Vom Elite-Phänomen zum Mainstream

Die "Young British Artists" sind in Großbritannien inzwischen so populär wie Hollywoodstars.


Im Mai 2000 hat London ein neues Wahrzeichen bekommen: Die Tate Modern am Südufer der Themse. Damit hat sich die Stadt eingeklinkt in den großen internationalen Museums-Bauboom.

Das Beispiel Guggenheim Bilbao hat ja international Schule gemacht: Ein spektakuläres Museum von einem Superstar-Architekten bringt so viel Standortvorteil wie sonst fast gar nichts. Bei der Tate Modern ist das Rezept eindrucksvoll aufgegangen. Nach den Plänen des Schweizer Baukünstler-Duos Herzog und De Meuron wurde ein ehemaliges Kraftwerk zu einem der weltweit größten Museen Moderner Kunst umgebaut.

7,5 Millionen Besucher

Tate Modern / ©Bild: APA
Tate Modern / ©Bild: APA

Die Sensation: seit nicht einmal zwei Jahren haben über 7,5 Millionen Menschen (!) die Tate Modern von innen gesehen. Das Gedränge an stark besuchten Wochenenden kann man sich vorstellen. Übrigens sind 70 Prozent der Neugierigen Briten.

Das Land erlebt seit den 90er Jahren eine weltweit einzigartigen Hype rund um moderne Kunst. "Früher waren wir ein Volk von Philistern, was das betrifft - aber jetzt sind Mondrian oder Cézanne für die Leute mainstream", meint eine Kuratorin der "Tate Modern".

"Young British Artists"

Es waren die Aufsehen erregenden Arbeiten der so genannten "Young British Artists", die die Massen in die Kunsträume zogen.
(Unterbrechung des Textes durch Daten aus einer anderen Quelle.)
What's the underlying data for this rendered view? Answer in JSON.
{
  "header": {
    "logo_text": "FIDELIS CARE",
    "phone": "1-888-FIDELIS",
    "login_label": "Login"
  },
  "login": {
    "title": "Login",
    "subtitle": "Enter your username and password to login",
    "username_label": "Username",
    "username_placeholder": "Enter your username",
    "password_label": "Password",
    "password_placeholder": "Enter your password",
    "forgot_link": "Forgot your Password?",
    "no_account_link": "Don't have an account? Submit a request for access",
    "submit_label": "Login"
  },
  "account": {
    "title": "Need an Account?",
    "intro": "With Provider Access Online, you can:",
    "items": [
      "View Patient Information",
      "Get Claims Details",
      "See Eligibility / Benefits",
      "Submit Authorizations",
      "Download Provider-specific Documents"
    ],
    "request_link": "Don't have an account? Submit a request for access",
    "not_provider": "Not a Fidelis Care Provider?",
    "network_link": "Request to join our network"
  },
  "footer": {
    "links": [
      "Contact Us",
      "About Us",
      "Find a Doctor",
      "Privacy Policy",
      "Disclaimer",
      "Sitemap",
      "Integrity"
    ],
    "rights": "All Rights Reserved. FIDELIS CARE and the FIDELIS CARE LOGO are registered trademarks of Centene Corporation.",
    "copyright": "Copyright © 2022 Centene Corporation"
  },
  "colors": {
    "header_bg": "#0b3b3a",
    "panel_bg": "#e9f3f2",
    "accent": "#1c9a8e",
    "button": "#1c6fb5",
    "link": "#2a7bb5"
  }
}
Damien Hirst zum Beispiel ließ tote Kälber oder einen Haifisch in Vitrinen mit Formaldehyd schwimmen.

Jake und Dinos Chapman modellierten Kindermonster, denen im Gesicht statt der Nasen und Münder Geschlechtsteile wachsen. Tracey Emin stellte ihr zerwühltes, fleckiges Bett aus. Über diese Künstler wird auch in den Klatschspalten berichtet.

"Creative Industries"

Die Labourregierung hat den britischen Kunst- und Kreativboom der letzten 10 Jahre längst in politisches Kapital umgemünzt - unter dem Schlagwort "Creative Industries". Darunter fällt so ziemlich jede Art von kultureller Produktion und deren Vermarktung - vom Theater bis zum Internetdesign, von der Architektur bis zur Musikindustrie.

Man erkannte, dass die "Creative Industries" heute einen nicht unerheblichen Teil der Wirtschaftskraft eines Landes ausmachen. Denn durch die gezielte Förderung dieses Sektors entstehen Arbeitsplätze. Und überdies werden städtische Problemgebiete aufgewertet, wenn sich Kreative dort ansiedeln.

Beispiel Manchester

Manchester, früher ein abgewirtschafteter Industrie-Standort mit hoher Arbeitslosigkeit, gilt jetzt als Herzeige-Modell dieses Trends. Eine öffentlich geförderte Agentur, das "Cultural Industry Development Service", unterstützt die Künstler und Kreativen mit Information, Kontakten und Vermittlung ins Ausland.

Burgenland-Studie

Auch in Österreich werden solche Strategien schon vereinzelt aufgegriffen. Das Land Burgenland hat eine Studie zur Kreativwirtschaft erstellen lassen - und es zeigte sich, dass in diesem Bereich fast soviel Umsatz erzielt wird wie im Einzelhandel.